Plusieurs recommandations précisent aujourd’hui que la radiothérapie post-opératoire ne doit pas être donnée systématiquement à tous les patients de stade III N2. Une meilleure sélection des patients à qui administrer la radiothérapie post-opératoire est nécessaire. Nous travaillons maintenant à déterminer le sous-groupe de patients qui en bénéficieraient vraiment..

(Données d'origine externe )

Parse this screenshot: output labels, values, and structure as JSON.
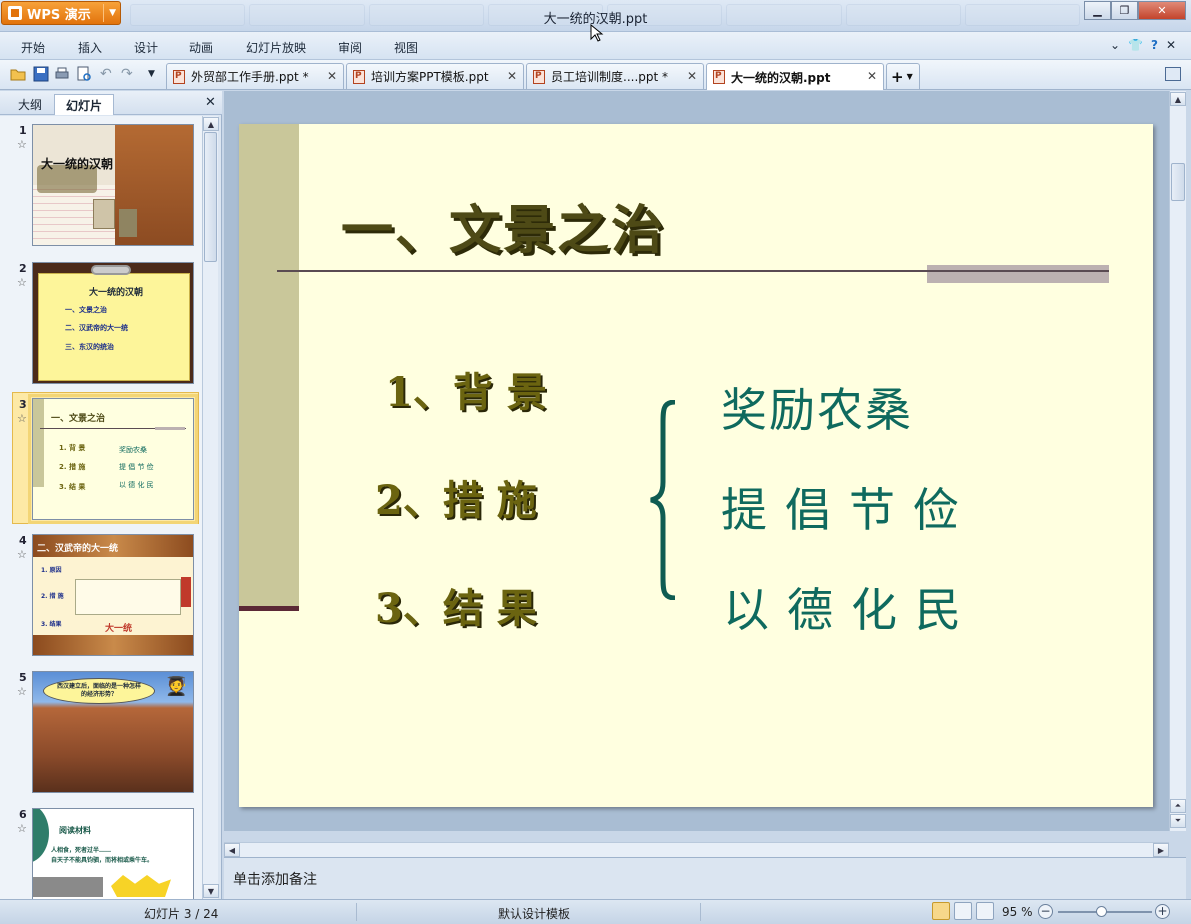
{
  "app": {
    "name": "WPS 演示",
    "window_title": "大一统的汉朝.ppt"
  },
  "menu": {
    "items": [
      "开始",
      "插入",
      "设计",
      "动画",
      "幻灯片放映",
      "审阅",
      "视图"
    ]
  },
  "doc_tabs": [
    {
      "label": "外贸部工作手册.ppt *",
      "active": false
    },
    {
      "label": "培训方案PPT模板.ppt",
      "active": false
    },
    {
      "label": "员工培训制度....ppt *",
      "active": false
    },
    {
      "label": "大一统的汉朝.ppt",
      "active": true
    }
  ],
  "panel": {
    "tabs": [
      "大纲",
      "幻灯片"
    ],
    "active_tab": "幻灯片"
  },
  "thumbnails": [
    {
      "number": "1",
      "title": "大一统的汉朝"
    },
    {
      "number": "2",
      "title": "大一统的汉朝",
      "lines": [
        "一、文景之治",
        "二、汉武帝的大一统",
        "三、东汉的统治"
      ]
    },
    {
      "number": "3",
      "title": "一、文景之治",
      "left": [
        "1. 背  景",
        "2. 措  施",
        "3. 结  果"
      ],
      "right": [
        "奖励农桑",
        "提 倡 节 俭",
        "以 德 化 民"
      ]
    },
    {
      "number": "4",
      "title": "二、汉武帝的大一统",
      "labels": [
        "1. 原因",
        "2. 措 施",
        "3. 结果"
      ],
      "highlight": "大一统"
    },
    {
      "number": "5",
      "bubble": "西汉建立后，面临的是一种怎样的经济形势？"
    },
    {
      "number": "6",
      "title": "阅读材料",
      "lines": [
        "人相食，死者过半……",
        "自天子不能具钧驷，而将相或乘牛车。"
      ]
    }
  ],
  "slide": {
    "title": "一、文景之治",
    "points": [
      "1、背  景",
      "2、措  施",
      "3、结  果"
    ],
    "measures": [
      "奖励农桑",
      "提倡节俭",
      "以德化民"
    ]
  },
  "notes": {
    "placeholder": "单击添加备注"
  },
  "status": {
    "slide_counter": "幻灯片 3 / 24",
    "template": "默认设计模板",
    "zoom": "95 %"
  },
  "colors": {
    "accent_orange": "#e2730c",
    "slide_bg": "#ffffe0",
    "title_olive": "#4e4a16",
    "measure_teal": "#0f6a5e"
  }
}
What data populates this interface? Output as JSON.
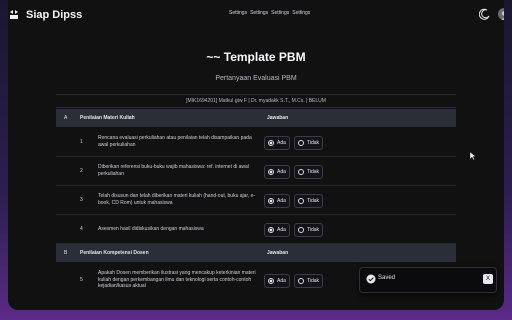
{
  "header": {
    "brand": "Siap Dipss",
    "nav": [
      "Settings",
      "Settings",
      "Settings",
      "Settings"
    ]
  },
  "page": {
    "title": "~~ Template PBM",
    "subtitle": "Pertanyaan Evaluasi PBM",
    "info": "[MIK1694201] Matkul gtw F | Dr. myadakk S.T., M.Cs. | BELUM"
  },
  "sections": [
    {
      "code": "A",
      "title": "Penilaian Materi Kuliah",
      "answer_header": "Jawaban",
      "rows": [
        {
          "num": "1",
          "question": "Rencana evaluasi perkuliahan atau penilaian telah disampaikan pada awal perkuliahan",
          "selected": "Ada"
        },
        {
          "num": "2",
          "question": "Diberikan referensi buku-buku wajib mahasiswa: ref. internet di awal perkuliahan",
          "selected": "Ada"
        },
        {
          "num": "3",
          "question": "Telah disusun dan telah diberikan materi kuliah (hand-out, buku ajar, e-book, CD Rom) untuk mahasiswa",
          "selected": "Ada"
        },
        {
          "num": "4",
          "question": "Asesmen hasil didiskusikan dengan mahasiswa",
          "selected": "Ada"
        }
      ]
    },
    {
      "code": "B",
      "title": "Penilaian Kompetensi Dosen",
      "answer_header": "Jawaban",
      "rows": [
        {
          "num": "5",
          "question": "Apakah Dosen memberikan ilustrasi yang mencakup keterkinian materi kuliah dengan perkembangan ilmu dan teknologi serta contoh-contoh kejadian/kasus aktual",
          "selected": "Ada"
        }
      ]
    }
  ],
  "options": [
    "Ada",
    "Tidak"
  ],
  "toast": {
    "text": "Saved",
    "close": "X"
  },
  "colors": {
    "background": "#111111",
    "section_bar": "#2b2e36",
    "outer_gradient_end": "#5b2a86"
  },
  "icons": [
    "logo-icon",
    "moon-icon",
    "avatar",
    "check-circle-icon",
    "close-icon",
    "cursor"
  ]
}
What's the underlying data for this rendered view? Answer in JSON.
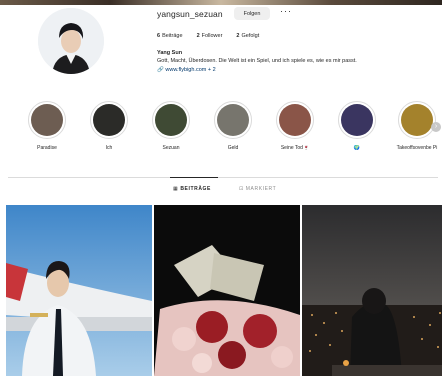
{
  "profile": {
    "username": "yangsun_sezuan",
    "follow_label": "Folgen",
    "more_label": "···",
    "stats": [
      {
        "count": "6",
        "label": "Beiträge"
      },
      {
        "count": "2",
        "label": "Follower"
      },
      {
        "count": "2",
        "label": "Gefolgt"
      }
    ],
    "display_name": "Yang Sun",
    "bio": "Gott, Macht, Überdosen. Die Welt ist ein Spiel, und ich spiele es, wie es mir passt.",
    "link": "www.flybigh.com + 2",
    "link_icon": "link-icon"
  },
  "highlights": [
    {
      "label": "Paradise",
      "color": "#6d5d52"
    },
    {
      "label": "Ich",
      "color": "#2b2b28"
    },
    {
      "label": "Sezuan",
      "color": "#3f4a34"
    },
    {
      "label": "Geld",
      "color": "#77756d"
    },
    {
      "label": "Seine Tod🍷",
      "color": "#8a5548"
    },
    {
      "label": "🌍",
      "color": "#3a3560"
    },
    {
      "label": "Takeoffsovenbe Pi",
      "color": "#a4822c"
    }
  ],
  "tabs": {
    "posts": "▦ BEITRÄGE",
    "tagged": "⊡ MARKIERT"
  },
  "colors": {
    "link": "#00376b",
    "divider": "#dbdbdb",
    "button_bg": "#efefef"
  }
}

L'essai clinique LungART a été conduit grâce au financement d’un appel à projets Programme hospitalier de recherche clinique en cancérologie (PHRC-K), piloté par l’Institut national du cancer. Il a regroupé 501 patients à travers 5 pays de 2007 à 2018. Il constituait une étude européenne randomisée de phase III [ce type d’étude vise à comparer un traitement standard à un nouveau traitement afin d’en évaluer l’efficacité, NDLR]. Ses résultats ont été présentés lors des congrès de la Société européenne d’oncologie médicale (ESMO) en 2020 et 2021, avant de faire récemment l’objet d’un article dans The Lancet Oncology.
L’Institut tient à remercier l’ensemble des patients et leur famille, sans lesquels cette recherche n’aurait pas pu avoir lieu.